Analysts at HSBC developed a mathematical model that measures the relationship
between moves in individual assets and the general risk sentiment in financial
markets as a whole. For more than five years, the euro was positively
correlated with risk: When investors pursued riskier bets, it rose. When they
got nervous, it fell.
In
December, though, the euro moved into negative territory on HSBC's scale. Since
then, it has bounced around zero—implying that broader swings in appetite for
risk have no consistent impact one way or the other on the euro.
The chief
driver of the change has been the euro zone's large and growing current-account
surplus—a broad measure of trade—analysts at BNP Paribas say. The surplus has
several effects. For one, it means steady demand for euros: The euro zone is
exporting more than it is importing. The current-account surplus in November
widened to €23.5 billion, the highest ever.
The ECB's
low interest rates also makes loans in euros attractive.
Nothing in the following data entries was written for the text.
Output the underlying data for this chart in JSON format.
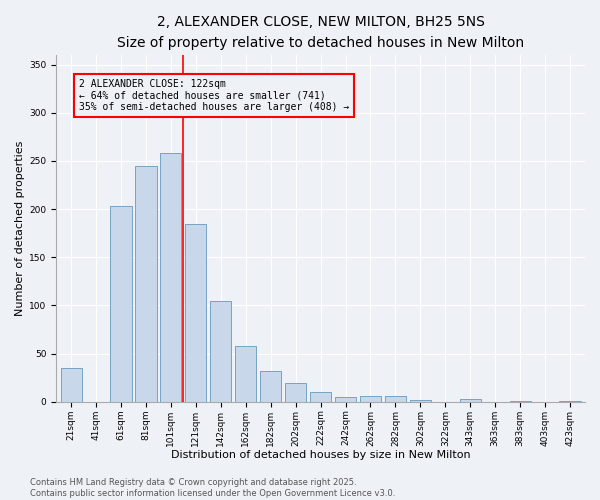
{
  "title1": "2, ALEXANDER CLOSE, NEW MILTON, BH25 5NS",
  "title2": "Size of property relative to detached houses in New Milton",
  "xlabel": "Distribution of detached houses by size in New Milton",
  "ylabel": "Number of detached properties",
  "bar_labels": [
    "21sqm",
    "41sqm",
    "61sqm",
    "81sqm",
    "101sqm",
    "121sqm",
    "142sqm",
    "162sqm",
    "182sqm",
    "202sqm",
    "222sqm",
    "242sqm",
    "262sqm",
    "282sqm",
    "302sqm",
    "322sqm",
    "343sqm",
    "363sqm",
    "383sqm",
    "403sqm",
    "423sqm"
  ],
  "bar_values": [
    35,
    0,
    203,
    245,
    258,
    185,
    105,
    58,
    32,
    20,
    10,
    5,
    6,
    6,
    2,
    0,
    3,
    0,
    1,
    0,
    1
  ],
  "bar_color": "#c8d8ea",
  "bar_edgecolor": "#6699bb",
  "vline_color": "red",
  "vline_x_index": 5,
  "ylim": [
    0,
    360
  ],
  "yticks": [
    0,
    50,
    100,
    150,
    200,
    250,
    300,
    350
  ],
  "annotation_text_line1": "2 ALEXANDER CLOSE: 122sqm",
  "annotation_text_line2": "← 64% of detached houses are smaller (741)",
  "annotation_text_line3": "35% of semi-detached houses are larger (408) →",
  "annotation_box_edgecolor": "red",
  "footer1": "Contains HM Land Registry data © Crown copyright and database right 2025.",
  "footer2": "Contains public sector information licensed under the Open Government Licence v3.0.",
  "bg_color": "#eef2f7",
  "title1_fontsize": 10,
  "title2_fontsize": 9,
  "xlabel_fontsize": 8,
  "ylabel_fontsize": 8,
  "tick_fontsize": 6.5,
  "annotation_fontsize": 7,
  "footer_fontsize": 6
}
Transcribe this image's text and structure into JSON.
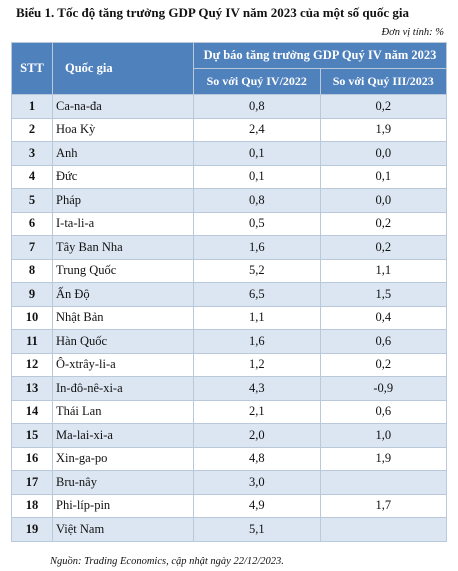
{
  "title": "Biểu 1. Tốc độ tăng trưởng GDP Quý IV năm 2023 của một số quốc gia",
  "unit": "Đơn vị tính: %",
  "source": "Nguồn: Trading Economics, cập nhật ngày 22/12/2023.",
  "header": {
    "stt": "STT",
    "country": "Quốc gia",
    "group": "Dự báo tăng trưởng GDP Quý IV năm 2023",
    "col1": "So với Quý IV/2022",
    "col2": "So với Quý III/2023"
  },
  "chart_data": {
    "type": "table",
    "title": "Biểu 1. Tốc độ tăng trưởng GDP Quý IV năm 2023 của một số quốc gia",
    "columns": [
      "STT",
      "Quốc gia",
      "So với Quý IV/2022",
      "So với Quý III/2023"
    ],
    "rows": [
      {
        "stt": "1",
        "country": "Ca-na-đa",
        "yoy": "0,8",
        "qoq": "0,2"
      },
      {
        "stt": "2",
        "country": "Hoa Kỳ",
        "yoy": "2,4",
        "qoq": "1,9"
      },
      {
        "stt": "3",
        "country": "Anh",
        "yoy": "0,1",
        "qoq": "0,0"
      },
      {
        "stt": "4",
        "country": "Đức",
        "yoy": "0,1",
        "qoq": "0,1"
      },
      {
        "stt": "5",
        "country": "Pháp",
        "yoy": "0,8",
        "qoq": "0,0"
      },
      {
        "stt": "6",
        "country": "I-ta-li-a",
        "yoy": "0,5",
        "qoq": "0,2"
      },
      {
        "stt": "7",
        "country": "Tây Ban Nha",
        "yoy": "1,6",
        "qoq": "0,2"
      },
      {
        "stt": "8",
        "country": "Trung Quốc",
        "yoy": "5,2",
        "qoq": "1,1"
      },
      {
        "stt": "9",
        "country": "Ấn Độ",
        "yoy": "6,5",
        "qoq": "1,5"
      },
      {
        "stt": "10",
        "country": "Nhật Bản",
        "yoy": "1,1",
        "qoq": "0,4"
      },
      {
        "stt": "11",
        "country": "Hàn Quốc",
        "yoy": "1,6",
        "qoq": "0,6"
      },
      {
        "stt": "12",
        "country": "Ô-xtrây-li-a",
        "yoy": "1,2",
        "qoq": "0,2"
      },
      {
        "stt": "13",
        "country": "In-đô-nê-xi-a",
        "yoy": "4,3",
        "qoq": "-0,9"
      },
      {
        "stt": "14",
        "country": "Thái Lan",
        "yoy": "2,1",
        "qoq": "0,6"
      },
      {
        "stt": "15",
        "country": "Ma-lai-xi-a",
        "yoy": "2,0",
        "qoq": "1,0"
      },
      {
        "stt": "16",
        "country": "Xin-ga-po",
        "yoy": "4,8",
        "qoq": "1,9"
      },
      {
        "stt": "17",
        "country": "Bru-nây",
        "yoy": "3,0",
        "qoq": ""
      },
      {
        "stt": "18",
        "country": "Phi-líp-pin",
        "yoy": "4,9",
        "qoq": "1,7"
      },
      {
        "stt": "19",
        "country": "Việt Nam",
        "yoy": "5,1",
        "qoq": ""
      }
    ]
  }
}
Overseas borrowers can
use them to fund riskier, high-yielding investments elsewhere, much as
investors have long funded investments with ultracheap borrowing in Japanese
yen.
Those
borrowings act as a sort of cushion in times of stress. If investors unwind
risky bets, they repay their euro loans—buying the currency in order to do so.
BNP's
analysts think the likelihood of further monetary-policy easing from the
ECB—while the U.S.
unwinds its own stimulus—will further enhance the appeal of the euro as a
funding currency, meaning it would strengthen in times of market stress,
pushing its risk correlation further into negative territory.
The backdrop
to the current shift is the almost complete disappearance of the euro zone's
debt crisis from investors' horizons, which has further bolstered the safety
appeal of the euro.
Yields on
some of the bloc's riskiest bonds sank to multiyear lows early this year—even
as a storm raged in the emerging world.
"The
euro zone is pretty much shielded from what's going on in emerging
markets," said Yannick Naud, a portfolio manager at Sturgeon Capital,
which manages $270 million of assets.
Mr. Naud
remains comfortable holding on to formerly risky euro-zone assets—such as
Portuguese government and corporate debt—during the current global selloff.
Still, not
everyone is convinced that the euro will continue to act increasingly like
currencies such as the yen.
"The
euro may lose some its safe-haven appeal if peripheral markets become more
susceptible to external shocks to market confidence," said analysts at
Citigroup.
Inflated
valuations for euro-zone assets, uncertainty about the ECB's next moves in
fighting low inflation and regulatory concerns for banks could all increase the
vulnerability of the currency bloc once more, they said.